Hey! So I am trying to use the slurmR package (which I maintain), and I’m having some strange issues when submitting jobs within a job (I know this sounds a bit weird but let me explain).

In the first level, I’m running a job that will process simulation data. The simulation data itself can be too much to handle on the login node, so I need to work with that on a compute node. The simulation data is generated by a call to parallel::parLapply which uses a socket cluster, this cluster is created by submitting a job to Slurm and requesting ntasks. Let me show you using code:

The main program, which I saved as an R script named permtest.R, is something like this

library(slurmR)
library(parallel)
# A wrapper of makePSOCKcluster
# this will request resources by submitting a job that sleeps forever
# the job is stopped later on once I call `stopCluster(cl)`
cl <- makeSlurmCluster(100)
ans <- parLapply(cl, 1:1000, function(i) runif(100))
stopCluster(cl)

If I run this from the login node, it works as expected, but, if I allocate a compute node, open R and source the above script, after successfully obtaining resources from the line makeSlurmCluster(100), when trying to use the connection, I get this error:

ssh_exchange_identification: read: Connection reset by peer

If I try to submit this R script using sbatch (like a nested job submission), I get this strange error:

srun: fatal: SLURM_MEM_PER_CPU, SLURM_MEM_PER_GPU, and SLURM_MEM_PER_NODE are mutually exclusive
slurmstepd: error: *** JOB 76826 ON d17-36 CANCELLED AT 2020-08-28T14:41:58 ***

Again, I got this error after submitting the job using this script:

#!/bin/sh                                                                                      
#SBATCH --job-name=Permutation-test                                                            
#SBATCH --mem=4GB                                                                              
#SBATCH --time=01:00:00                                                                        
module load usc
module load r/4.0.0
Rscript --vanilla /home1/vegayon/permtest.R

This works in the “old cluster”. Not sure why is not working here.

dstrong · September 1, 2020, 8:36pm

On Discovery we do not allow users to ssh between compute nodes, so this is the root of the error.
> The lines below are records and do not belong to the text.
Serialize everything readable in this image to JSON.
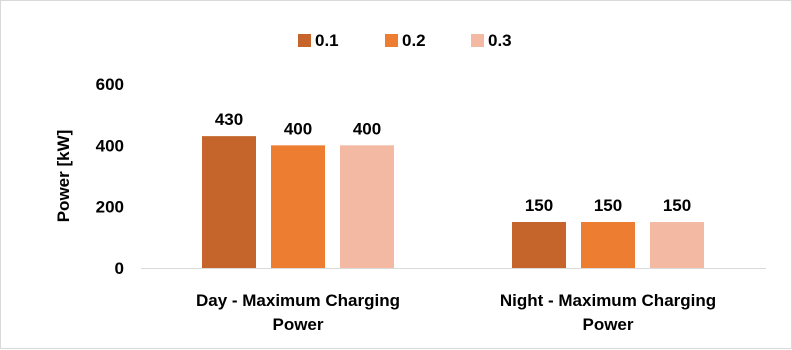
{
  "chart_data": {
    "type": "bar",
    "title": "",
    "xlabel": "",
    "ylabel": "Power [kW]",
    "ylim": [
      0,
      600
    ],
    "yticks": [
      0,
      200,
      400,
      600
    ],
    "categories": [
      [
        "Day - Maximum Charging",
        "Power"
      ],
      [
        "Night - Maximum Charging",
        "Power"
      ]
    ],
    "series": [
      {
        "name": "0.1",
        "values": [
          430,
          150
        ],
        "color": "#c5652b"
      },
      {
        "name": "0.2",
        "values": [
          400,
          150
        ],
        "color": "#ed7d31"
      },
      {
        "name": "0.3",
        "values": [
          400,
          150
        ],
        "color": "#f4b9a3"
      }
    ],
    "legend_position": "top",
    "data_labels": true,
    "grid": false
  }
}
Trying to do so will produce the error ssh_exchange_identification: read: Connection reset by peer.

The makePSOCKcluster() function uses ssh to create and communicate with workers, and you can only choose between alternative ssh clients via the rshcmd option that spawns workers. So as far as I can tell this function simply will not work with multiple nodes on Discovery. Creating an MPI cluster should work, though of course this would add more complexity to your package.
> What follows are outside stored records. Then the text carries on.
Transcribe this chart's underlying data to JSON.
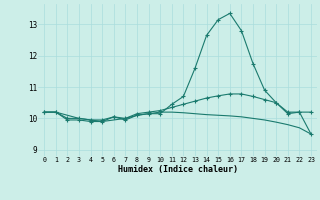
{
  "xlabel": "Humidex (Indice chaleur)",
  "xlim": [
    -0.5,
    23.5
  ],
  "ylim": [
    8.8,
    13.65
  ],
  "background_color": "#cceee8",
  "grid_color": "#aadddd",
  "line_color": "#1a7a6e",
  "x": [
    0,
    1,
    2,
    3,
    4,
    5,
    6,
    7,
    8,
    9,
    10,
    11,
    12,
    13,
    14,
    15,
    16,
    17,
    18,
    19,
    20,
    21,
    22,
    23
  ],
  "line1": [
    10.2,
    10.2,
    9.95,
    9.95,
    9.9,
    9.9,
    10.05,
    9.95,
    10.1,
    10.15,
    10.15,
    10.45,
    10.7,
    11.6,
    12.65,
    13.15,
    13.35,
    12.8,
    11.75,
    10.9,
    10.5,
    10.15,
    10.2,
    10.2
  ],
  "line2": [
    10.2,
    10.2,
    10.0,
    10.0,
    9.95,
    9.95,
    10.05,
    10.0,
    10.15,
    10.2,
    10.25,
    10.35,
    10.45,
    10.55,
    10.65,
    10.72,
    10.78,
    10.78,
    10.7,
    10.6,
    10.5,
    10.2,
    10.2,
    9.5
  ],
  "line3": [
    10.2,
    10.2,
    10.1,
    10.0,
    9.95,
    9.9,
    9.95,
    10.0,
    10.1,
    10.15,
    10.2,
    10.2,
    10.18,
    10.15,
    10.12,
    10.1,
    10.08,
    10.05,
    10.0,
    9.95,
    9.88,
    9.8,
    9.7,
    9.5
  ],
  "yticks": [
    9,
    10,
    11,
    12,
    13
  ],
  "xticks": [
    0,
    1,
    2,
    3,
    4,
    5,
    6,
    7,
    8,
    9,
    10,
    11,
    12,
    13,
    14,
    15,
    16,
    17,
    18,
    19,
    20,
    21,
    22,
    23
  ]
}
Could you use the Slurm_lapply() function instead for this task?

vegayon · September 1, 2020, 8:47pm

I see. I can surely use Slurm_lapply() instead, it is more flexible and is not limited to ~120 instances of R as a Socket cluster is. The only issue with that is that using makePSOCKcluster() is easier to port. Is it possible to allow ssh between compute nodes provided that they share a job? The function makeSlurmCluster() only uses nodes that were allocated to the job.

I could try using an MPI cluster as well, but I would need to figure out how to do so, and furthermore, if I can do such without relying on other packages. Part of the beauty of the slurmR package is the fact that is dependency-free, so it runs out-of-the-box in any system with Slurm. If you feel like, and is useful for USC, I would be happy to discuss more about things to add/modify in the slurmR package .
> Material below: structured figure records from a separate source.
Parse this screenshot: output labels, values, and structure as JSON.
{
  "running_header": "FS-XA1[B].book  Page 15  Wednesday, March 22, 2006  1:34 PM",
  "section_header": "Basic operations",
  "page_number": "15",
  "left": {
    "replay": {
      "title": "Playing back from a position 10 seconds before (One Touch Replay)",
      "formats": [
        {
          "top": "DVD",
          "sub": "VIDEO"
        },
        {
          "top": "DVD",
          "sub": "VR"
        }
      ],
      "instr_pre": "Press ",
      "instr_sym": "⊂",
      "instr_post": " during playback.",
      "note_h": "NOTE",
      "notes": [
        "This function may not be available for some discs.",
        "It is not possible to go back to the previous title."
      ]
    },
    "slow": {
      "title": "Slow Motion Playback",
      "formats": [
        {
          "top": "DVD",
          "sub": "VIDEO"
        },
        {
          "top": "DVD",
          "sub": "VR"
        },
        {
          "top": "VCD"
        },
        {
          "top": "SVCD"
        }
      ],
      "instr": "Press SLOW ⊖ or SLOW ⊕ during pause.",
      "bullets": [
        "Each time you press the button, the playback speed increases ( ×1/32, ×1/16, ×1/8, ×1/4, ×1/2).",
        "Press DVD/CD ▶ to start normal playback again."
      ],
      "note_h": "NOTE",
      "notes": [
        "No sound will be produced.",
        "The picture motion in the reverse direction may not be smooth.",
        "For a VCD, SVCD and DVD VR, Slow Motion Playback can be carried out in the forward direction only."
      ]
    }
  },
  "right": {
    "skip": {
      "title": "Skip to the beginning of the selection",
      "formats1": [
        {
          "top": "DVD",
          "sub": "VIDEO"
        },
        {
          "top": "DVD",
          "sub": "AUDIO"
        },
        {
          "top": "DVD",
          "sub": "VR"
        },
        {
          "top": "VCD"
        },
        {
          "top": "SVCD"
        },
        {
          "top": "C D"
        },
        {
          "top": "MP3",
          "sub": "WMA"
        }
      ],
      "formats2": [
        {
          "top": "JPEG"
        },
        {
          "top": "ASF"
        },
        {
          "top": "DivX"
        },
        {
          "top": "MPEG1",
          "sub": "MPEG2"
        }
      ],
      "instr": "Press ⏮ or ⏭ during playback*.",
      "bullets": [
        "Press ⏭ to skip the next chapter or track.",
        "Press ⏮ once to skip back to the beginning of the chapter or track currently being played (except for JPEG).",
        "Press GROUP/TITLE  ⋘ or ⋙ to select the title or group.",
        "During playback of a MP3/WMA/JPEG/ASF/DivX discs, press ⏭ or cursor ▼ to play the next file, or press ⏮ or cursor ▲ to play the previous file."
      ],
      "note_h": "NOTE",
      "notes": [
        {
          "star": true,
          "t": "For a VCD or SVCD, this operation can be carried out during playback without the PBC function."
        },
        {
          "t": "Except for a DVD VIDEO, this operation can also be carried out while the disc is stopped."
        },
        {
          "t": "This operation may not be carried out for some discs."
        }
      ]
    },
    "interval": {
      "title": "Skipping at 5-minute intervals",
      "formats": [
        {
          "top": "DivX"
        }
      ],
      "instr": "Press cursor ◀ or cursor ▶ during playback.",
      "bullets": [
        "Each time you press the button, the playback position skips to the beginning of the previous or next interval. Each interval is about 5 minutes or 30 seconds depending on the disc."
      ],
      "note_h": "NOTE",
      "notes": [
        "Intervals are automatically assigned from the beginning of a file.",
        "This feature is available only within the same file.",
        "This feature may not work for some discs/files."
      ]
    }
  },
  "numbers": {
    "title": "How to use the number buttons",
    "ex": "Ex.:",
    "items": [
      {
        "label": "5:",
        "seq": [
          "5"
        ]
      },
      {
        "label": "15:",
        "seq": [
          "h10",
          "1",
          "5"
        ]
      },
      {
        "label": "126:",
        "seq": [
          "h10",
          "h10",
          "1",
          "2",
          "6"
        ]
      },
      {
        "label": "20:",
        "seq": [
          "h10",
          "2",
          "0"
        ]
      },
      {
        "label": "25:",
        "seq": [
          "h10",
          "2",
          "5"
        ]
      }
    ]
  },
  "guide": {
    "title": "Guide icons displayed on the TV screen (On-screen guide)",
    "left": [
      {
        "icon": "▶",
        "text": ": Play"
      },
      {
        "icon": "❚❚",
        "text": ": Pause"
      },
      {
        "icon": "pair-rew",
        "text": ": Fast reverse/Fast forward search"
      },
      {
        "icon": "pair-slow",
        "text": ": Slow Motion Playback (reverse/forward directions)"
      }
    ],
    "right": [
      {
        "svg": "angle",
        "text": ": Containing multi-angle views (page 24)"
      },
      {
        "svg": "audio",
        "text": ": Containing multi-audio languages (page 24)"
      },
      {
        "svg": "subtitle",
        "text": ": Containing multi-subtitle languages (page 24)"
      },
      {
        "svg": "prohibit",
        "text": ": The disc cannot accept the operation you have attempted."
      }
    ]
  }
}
dstrong · September 2, 2020, 1:08am

Technically that may be possible, but it would likely still cause problems because on Discovery we do not use host-based authentication for SSH (only key-based authentication). Supporting MPI would require dependencies, such as the Rmpi or pbdMPI packages, so it sounds like you probably don’t want to go that route. I will look into this further though.

dstrong · August 16, 2021, 10:05pm

@vegayon Perhaps you’ve discovered this already, but makeSlurmCluster() works now (with the mem argument). We enabled SSH between compute nodes.

vegayon · August 16, 2021, 11:26pm

And it is working on the dev version as well. Thanks!